Autonomous Red-Blue Teaming agents that detect, exploit, and fix smart contract bugs via Foundry.
Smart contract security is a high-stakes "Dark Forest," where a single vulnerability can lead to millions in losses. Traditional static analysis tools (like Slither) are noisy, and manual auditing is slow and expensive. SoliForge introduces an autonomous Red-Blue Teaming workflow powered by LLMs. Unlike passive scanners, SoliForge acts as an active adversary and a defender simultaneously: The Red Agent acts as a hacker. It analyzes static reports and writes executable Foundry (.t.sol) exploit scripts to prove the vulnerability exists (e.g., draining a bank via reentrancy). The Blue Agent acts as a senior engineer. It analyzes the successful exploit and patches the source code automatically using CEI (Checks-Effects-Interactions) patterns. The Gatekeeper validates the fix by running regression tests in a sandboxed Docker environment. The loop continues until the contract is mathematically secure against the generated threats. SoliForge turns security auditing from a manual consulting service into an automated, verifiable, and self-healing continuous integration process.

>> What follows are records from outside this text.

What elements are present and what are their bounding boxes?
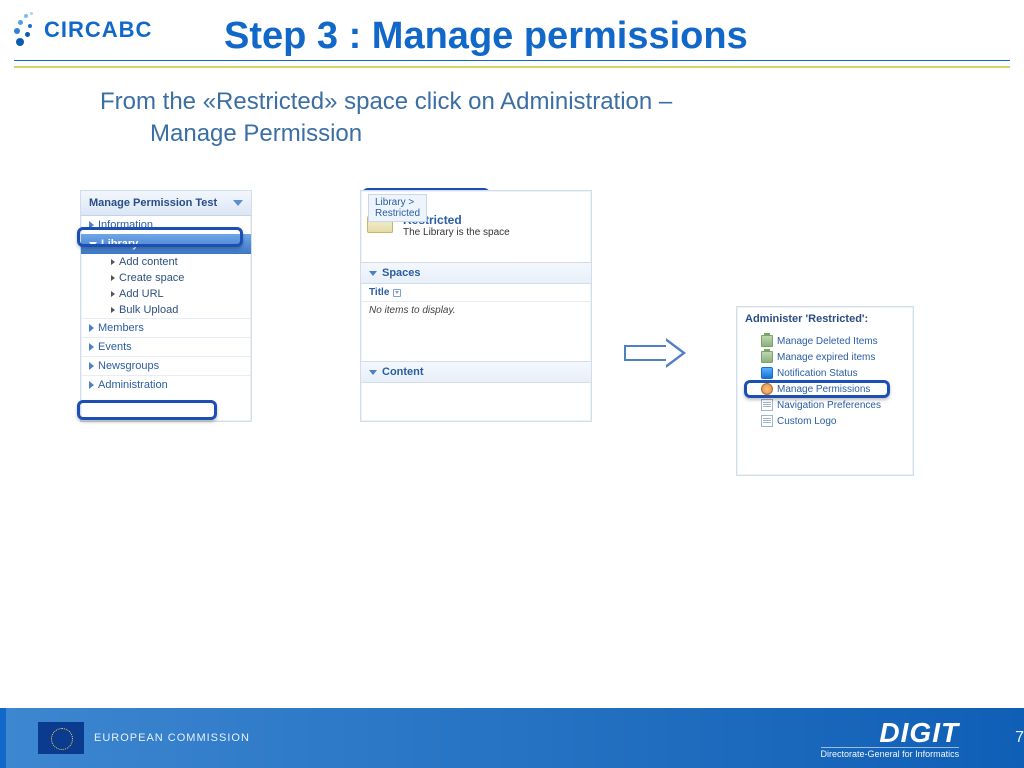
divider-gold (14, 66, 1010, 68)
admin-item-label: Manage Deleted Items (777, 336, 878, 347)
sidebar-item-label: Bulk Upload (119, 304, 178, 316)
footer-ec-label: EUROPEAN COMMISSION (94, 732, 250, 744)
footer-right: DIGIT Directorate-General for Informatic… (821, 717, 960, 759)
space-description: The Library is the space (403, 227, 510, 238)
instruction-text: From the «Restricted» space click on Adm… (100, 86, 900, 151)
trash-icon (761, 335, 773, 347)
column-header-title[interactable]: Title (361, 284, 591, 302)
breadcrumb-text: Library > Restricted (375, 197, 420, 219)
admin-item-notification[interactable]: Notification Status (745, 365, 905, 381)
admin-item-label: Notification Status (777, 368, 858, 379)
slide-header: CIRCABC Step 3 : Manage permissions (14, 12, 1010, 48)
logo-swirl-icon (14, 12, 38, 48)
admin-item-nav-prefs[interactable]: Navigation Preferences (745, 397, 905, 413)
sidebar-item-members[interactable]: Members (81, 318, 251, 337)
arrow-right-icon (89, 381, 94, 389)
section-label: Spaces (382, 267, 421, 279)
sidebar-item-label: Newsgroups (98, 360, 159, 372)
sidebar-item-label: Events (98, 341, 132, 353)
arrow-right-icon (111, 307, 115, 313)
admin-item-label: Manage Permissions (777, 384, 870, 395)
admin-panel-title: Administer 'Restricted': (745, 313, 905, 325)
admin-item-permissions[interactable]: Manage Permissions (745, 381, 905, 397)
arrow-right-icon (89, 221, 94, 229)
footer-digit-label: DIGIT (821, 717, 960, 749)
subitem-add-url[interactable]: Add URL (103, 286, 251, 302)
arrow-right-icon (89, 343, 94, 351)
sidebar-item-information[interactable]: Information (81, 216, 251, 234)
divider-blue (14, 60, 1010, 61)
users-icon (761, 383, 773, 395)
sidebar-item-label: Library (101, 238, 138, 250)
sidebar-item-newsgroups[interactable]: Newsgroups (81, 356, 251, 375)
arrow-right-icon (111, 291, 115, 297)
breadcrumb[interactable]: Library > Restricted (368, 194, 427, 222)
arrow-right-icon (111, 259, 115, 265)
sidebar-item-label: Add content (119, 256, 178, 268)
admin-item-deleted[interactable]: Manage Deleted Items (745, 333, 905, 349)
sidebar-header[interactable]: Manage Permission Test (81, 191, 251, 216)
content-panel: Restricted The Library is the space Spac… (360, 190, 592, 422)
section-content[interactable]: Content (361, 361, 591, 383)
sidebar-header-label: Manage Permission Test (89, 197, 217, 209)
chevron-down-icon (233, 200, 243, 206)
arrow-down-icon (89, 242, 97, 247)
sidebar-item-label: Administration (98, 379, 168, 391)
subitem-create-space[interactable]: Create space (103, 270, 251, 286)
sidebar-item-label: Members (98, 322, 144, 334)
admin-item-label: Custom Logo (777, 416, 836, 427)
trash-icon (761, 351, 773, 363)
slide-footer: EUROPEAN COMMISSION DIGIT Directorate-Ge… (0, 708, 1024, 768)
sort-icon (393, 289, 401, 297)
chevron-down-icon (369, 370, 377, 375)
footer-dgi-label: Directorate-General for Informatics (821, 747, 960, 759)
arrow-right-icon (89, 324, 94, 332)
admin-item-label: Navigation Preferences (777, 400, 881, 411)
sidebar-item-label: Add URL (119, 288, 164, 300)
instruction-line2: Manage Permission (150, 120, 362, 147)
page-number: 7 (1015, 729, 1024, 747)
admin-item-custom-logo[interactable]: Custom Logo (745, 413, 905, 429)
page-title: Step 3 : Manage permissions (224, 15, 748, 58)
column-label: Title (369, 287, 389, 298)
sidebar-item-library[interactable]: Library (81, 234, 251, 254)
instruction-line1: From the «Restricted» space click on Adm… (100, 88, 672, 115)
arrow-right-icon (89, 362, 94, 370)
document-icon (761, 399, 773, 411)
section-spaces[interactable]: Spaces (361, 262, 591, 284)
document-icon (761, 415, 773, 427)
library-submenu: Add content Create space Add URL Bulk Up… (81, 254, 251, 318)
chevron-down-icon (369, 271, 377, 276)
sidebar-item-label: Create space (119, 272, 184, 284)
subitem-add-content[interactable]: Add content (103, 254, 251, 270)
sidebar-item-events[interactable]: Events (81, 337, 251, 356)
section-label: Content (382, 366, 424, 378)
subitem-bulk-upload[interactable]: Bulk Upload (103, 302, 251, 318)
notification-icon (761, 367, 773, 379)
eu-flag-icon (38, 722, 84, 754)
arrow-right-icon (111, 275, 115, 281)
admin-item-expired[interactable]: Manage expired items (745, 349, 905, 365)
admin-item-label: Manage expired items (777, 352, 875, 363)
brand-text: CIRCABC (44, 17, 152, 43)
sidebar-item-administration[interactable]: Administration (81, 375, 251, 394)
admin-panel: Administer 'Restricted': Manage Deleted … (736, 306, 914, 476)
sidebar-panel: Manage Permission Test Information Libra… (80, 190, 252, 422)
empty-message: No items to display. (361, 302, 591, 319)
sidebar-item-label: Information (98, 219, 153, 231)
arrow-right-large-icon (624, 338, 690, 368)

SoliForge is built on a Python backend orchestrated by LangGraph, which manages the stateful interaction between agents. The Tech Stack: Brain: We utilized Alibaba Cloud's Qwen (DashScope) as the core LLM. Its instruction-following capability was crucial for generating valid Solidity code. Orchestration: LangGraph defines the cyclical workflow (Discovery -> Weaponize -> Fix -> Validate). Security Tools: We integrated Slither for initial scanning and Foundry for execution. All compilations and tests run inside isolated Docker containers to ensure host security while allowing the agents to execute arbitrary code. Frontend: React + Vite provides a real-time "Mission Control" dashboard to visualize the battle between Red and Blue agents. The "Hacky" Part (Prompt Engineering): A major challenge was LLMs hallucinating invalid reentrancy attacks (e.g., forgetting to implement the receive() recursion). We solved this by injecting a strict "One-Shot Template" into the Red Agent's system prompt. We force the LLM to follow a specific "Attacker" contract structure, effectively "teaching" the model EVM mechanics (like balance checks vs mapping updates) in real-time. This significantly increased the compilation success rate of AI-generated exploits from <30% to >90%.